Les discussions vont bon train sur le chemin du retour. Je persiste à l’idée que ma méthode est tout de même plus esthétique que la sienne mais il me rétorque le sourire aux lèvres qu’on verra bien qui clippera le relais en premier. C’est un coup bas ça, on sait bien tous les deux que pour nos derniers projets c’est toujours lui qui a croité en premier.



Les discussions s’animent autour du plus petit pied du monde
Dessin : Lise Claudon


Je ne vais pas me laisser abattre. Je dresse le bilan. J’ai largement la force à doigt et j’ai dégrossi le gros des méthodes. Un zeste de conti cependant ne me ferait pas de mal pour arriver lucide au jeté final.

Dans la camionnette nous nous surprenons même à discuter d’une voie encore plus dure dans un style totalement différent. Un truc abominable dans un toit qui requiert l’usage de muscles qui, je crois, n’ont encore jamais servi chez moi. Ce sera pour cet hiver.

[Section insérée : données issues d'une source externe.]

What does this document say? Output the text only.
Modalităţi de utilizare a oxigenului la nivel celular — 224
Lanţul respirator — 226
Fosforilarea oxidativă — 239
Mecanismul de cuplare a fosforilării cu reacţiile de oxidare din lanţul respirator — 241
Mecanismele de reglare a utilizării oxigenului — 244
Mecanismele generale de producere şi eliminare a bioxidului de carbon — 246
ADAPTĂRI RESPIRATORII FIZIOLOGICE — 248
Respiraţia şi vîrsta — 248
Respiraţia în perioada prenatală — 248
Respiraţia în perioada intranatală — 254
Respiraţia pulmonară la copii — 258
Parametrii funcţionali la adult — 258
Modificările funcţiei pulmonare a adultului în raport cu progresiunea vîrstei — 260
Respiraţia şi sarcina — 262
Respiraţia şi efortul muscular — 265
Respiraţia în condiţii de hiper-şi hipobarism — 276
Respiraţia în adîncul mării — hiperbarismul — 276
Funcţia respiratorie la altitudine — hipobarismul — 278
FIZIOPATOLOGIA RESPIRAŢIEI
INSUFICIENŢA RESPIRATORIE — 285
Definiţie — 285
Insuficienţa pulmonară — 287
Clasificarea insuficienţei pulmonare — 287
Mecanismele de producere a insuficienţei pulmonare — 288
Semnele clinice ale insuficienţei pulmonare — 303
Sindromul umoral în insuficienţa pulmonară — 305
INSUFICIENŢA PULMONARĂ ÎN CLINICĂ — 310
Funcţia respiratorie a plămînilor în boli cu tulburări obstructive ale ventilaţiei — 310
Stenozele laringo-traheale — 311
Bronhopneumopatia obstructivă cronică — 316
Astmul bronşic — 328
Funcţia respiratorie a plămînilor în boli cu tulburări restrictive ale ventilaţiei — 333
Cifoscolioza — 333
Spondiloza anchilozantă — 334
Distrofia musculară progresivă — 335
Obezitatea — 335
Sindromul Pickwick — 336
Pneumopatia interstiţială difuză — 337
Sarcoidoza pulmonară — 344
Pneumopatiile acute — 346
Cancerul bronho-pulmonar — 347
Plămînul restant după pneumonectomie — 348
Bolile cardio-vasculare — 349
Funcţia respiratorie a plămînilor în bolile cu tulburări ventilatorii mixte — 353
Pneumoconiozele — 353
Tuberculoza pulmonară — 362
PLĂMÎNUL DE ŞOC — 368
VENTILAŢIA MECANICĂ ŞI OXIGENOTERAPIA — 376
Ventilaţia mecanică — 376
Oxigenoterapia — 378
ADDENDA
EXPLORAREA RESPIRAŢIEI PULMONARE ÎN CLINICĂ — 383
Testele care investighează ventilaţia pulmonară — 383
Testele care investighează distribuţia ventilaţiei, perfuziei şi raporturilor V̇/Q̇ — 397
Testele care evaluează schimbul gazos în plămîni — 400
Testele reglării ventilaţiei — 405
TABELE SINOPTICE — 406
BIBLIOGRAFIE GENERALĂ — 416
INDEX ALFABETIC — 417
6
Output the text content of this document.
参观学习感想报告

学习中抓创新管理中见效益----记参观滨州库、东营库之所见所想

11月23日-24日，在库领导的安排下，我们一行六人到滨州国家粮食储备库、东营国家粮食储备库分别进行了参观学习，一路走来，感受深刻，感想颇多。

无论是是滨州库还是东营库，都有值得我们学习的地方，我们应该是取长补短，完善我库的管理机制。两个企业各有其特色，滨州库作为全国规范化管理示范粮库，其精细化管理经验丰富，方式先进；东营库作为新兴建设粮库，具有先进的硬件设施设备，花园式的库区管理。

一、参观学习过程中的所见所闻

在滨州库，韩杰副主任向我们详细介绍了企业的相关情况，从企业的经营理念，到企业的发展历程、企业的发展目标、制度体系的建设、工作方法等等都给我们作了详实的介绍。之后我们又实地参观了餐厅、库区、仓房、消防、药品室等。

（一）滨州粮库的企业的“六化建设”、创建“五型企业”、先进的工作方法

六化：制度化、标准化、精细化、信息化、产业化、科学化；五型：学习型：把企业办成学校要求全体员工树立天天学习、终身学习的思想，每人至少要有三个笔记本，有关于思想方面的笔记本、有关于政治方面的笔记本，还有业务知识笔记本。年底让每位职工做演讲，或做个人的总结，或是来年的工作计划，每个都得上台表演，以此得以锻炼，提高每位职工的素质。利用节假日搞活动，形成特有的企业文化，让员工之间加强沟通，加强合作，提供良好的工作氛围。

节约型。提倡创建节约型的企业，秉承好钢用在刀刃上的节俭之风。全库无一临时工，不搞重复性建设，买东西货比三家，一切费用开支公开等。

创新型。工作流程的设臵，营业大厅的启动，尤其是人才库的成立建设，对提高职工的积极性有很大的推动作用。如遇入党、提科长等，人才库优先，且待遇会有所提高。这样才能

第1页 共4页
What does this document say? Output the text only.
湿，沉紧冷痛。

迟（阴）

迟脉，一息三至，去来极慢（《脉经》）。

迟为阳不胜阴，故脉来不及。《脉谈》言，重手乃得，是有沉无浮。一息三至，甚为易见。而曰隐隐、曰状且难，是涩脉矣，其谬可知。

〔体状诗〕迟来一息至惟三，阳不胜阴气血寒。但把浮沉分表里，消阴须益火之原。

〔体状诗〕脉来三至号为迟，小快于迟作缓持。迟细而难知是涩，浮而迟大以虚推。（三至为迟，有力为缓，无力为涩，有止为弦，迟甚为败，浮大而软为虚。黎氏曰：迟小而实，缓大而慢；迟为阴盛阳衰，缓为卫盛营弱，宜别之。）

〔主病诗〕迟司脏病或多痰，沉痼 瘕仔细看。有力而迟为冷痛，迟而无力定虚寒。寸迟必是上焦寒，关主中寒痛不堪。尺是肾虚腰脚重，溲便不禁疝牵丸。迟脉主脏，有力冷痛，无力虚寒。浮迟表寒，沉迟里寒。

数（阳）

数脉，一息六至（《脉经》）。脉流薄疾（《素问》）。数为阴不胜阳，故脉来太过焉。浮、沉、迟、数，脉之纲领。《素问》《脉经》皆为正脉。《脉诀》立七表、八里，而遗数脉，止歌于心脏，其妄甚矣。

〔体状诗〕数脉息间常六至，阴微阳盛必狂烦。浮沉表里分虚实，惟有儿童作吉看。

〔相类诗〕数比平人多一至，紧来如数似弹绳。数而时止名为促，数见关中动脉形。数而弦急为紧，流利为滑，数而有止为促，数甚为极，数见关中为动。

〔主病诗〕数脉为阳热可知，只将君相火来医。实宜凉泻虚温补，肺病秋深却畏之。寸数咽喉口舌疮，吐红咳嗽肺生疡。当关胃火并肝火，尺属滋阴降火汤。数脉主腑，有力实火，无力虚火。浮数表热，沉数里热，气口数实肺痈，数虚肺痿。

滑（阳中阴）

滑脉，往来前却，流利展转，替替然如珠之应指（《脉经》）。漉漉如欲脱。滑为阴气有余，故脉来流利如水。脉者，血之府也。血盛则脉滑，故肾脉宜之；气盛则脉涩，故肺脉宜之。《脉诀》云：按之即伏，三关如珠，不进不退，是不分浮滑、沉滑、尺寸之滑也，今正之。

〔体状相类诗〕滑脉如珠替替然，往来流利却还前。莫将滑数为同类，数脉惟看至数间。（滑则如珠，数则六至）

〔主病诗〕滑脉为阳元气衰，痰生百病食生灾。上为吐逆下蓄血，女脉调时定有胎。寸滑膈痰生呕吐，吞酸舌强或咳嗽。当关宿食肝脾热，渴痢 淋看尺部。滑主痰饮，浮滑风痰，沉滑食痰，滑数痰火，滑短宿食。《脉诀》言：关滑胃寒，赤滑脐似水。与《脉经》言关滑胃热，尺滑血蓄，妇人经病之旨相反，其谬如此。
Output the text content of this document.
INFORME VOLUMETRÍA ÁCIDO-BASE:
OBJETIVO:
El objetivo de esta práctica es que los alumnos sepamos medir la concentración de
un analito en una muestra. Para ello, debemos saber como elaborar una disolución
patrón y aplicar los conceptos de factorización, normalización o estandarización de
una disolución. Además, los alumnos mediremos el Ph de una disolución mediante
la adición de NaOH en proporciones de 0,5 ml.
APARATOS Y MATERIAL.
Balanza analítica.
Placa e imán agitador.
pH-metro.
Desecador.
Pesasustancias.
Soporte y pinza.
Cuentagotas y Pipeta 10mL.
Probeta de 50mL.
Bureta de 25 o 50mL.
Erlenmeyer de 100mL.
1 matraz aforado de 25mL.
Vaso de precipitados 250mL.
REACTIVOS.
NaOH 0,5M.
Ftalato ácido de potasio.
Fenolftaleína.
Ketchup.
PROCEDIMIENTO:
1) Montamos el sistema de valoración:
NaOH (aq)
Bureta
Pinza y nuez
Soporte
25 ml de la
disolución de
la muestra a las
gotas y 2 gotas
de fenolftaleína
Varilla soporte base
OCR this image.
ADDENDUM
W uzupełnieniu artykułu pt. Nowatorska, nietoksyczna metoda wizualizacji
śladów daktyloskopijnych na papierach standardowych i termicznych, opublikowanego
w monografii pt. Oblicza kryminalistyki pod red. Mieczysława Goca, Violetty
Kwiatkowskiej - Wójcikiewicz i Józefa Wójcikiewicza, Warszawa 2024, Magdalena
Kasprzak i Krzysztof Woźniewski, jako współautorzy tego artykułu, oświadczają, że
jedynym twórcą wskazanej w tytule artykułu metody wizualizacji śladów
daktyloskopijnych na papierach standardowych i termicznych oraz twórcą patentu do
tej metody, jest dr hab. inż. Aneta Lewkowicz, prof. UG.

Les étoiles s’invitent et la nuit n’en finit pas de prendre ses aises. Comment cela se fait-il d’ailleurs que le ciel se soit déjà dégagé alors qu’il pleuvait il y a à peine trente minutes ?

Toujours est-il que si nous allions à reculons en falaise, je dois admettre que je n’ai qu’une envie c’est de remettre le couvert. Y retourner pour mettre en pratique toutes les astuces découvertes ce soir. Y retourner pour chambrer mon binôme sur ses méthodes même s’il a la fâcheuse tendance à tout croiter avant moi. Y retourner car j’aime sentir les derniers rayons de soleil me réchauffer la nuque. Y retourner pour être aspiré dans le moment présent, quand le monde ne se résume plus qu’à quelques millimètres de grès.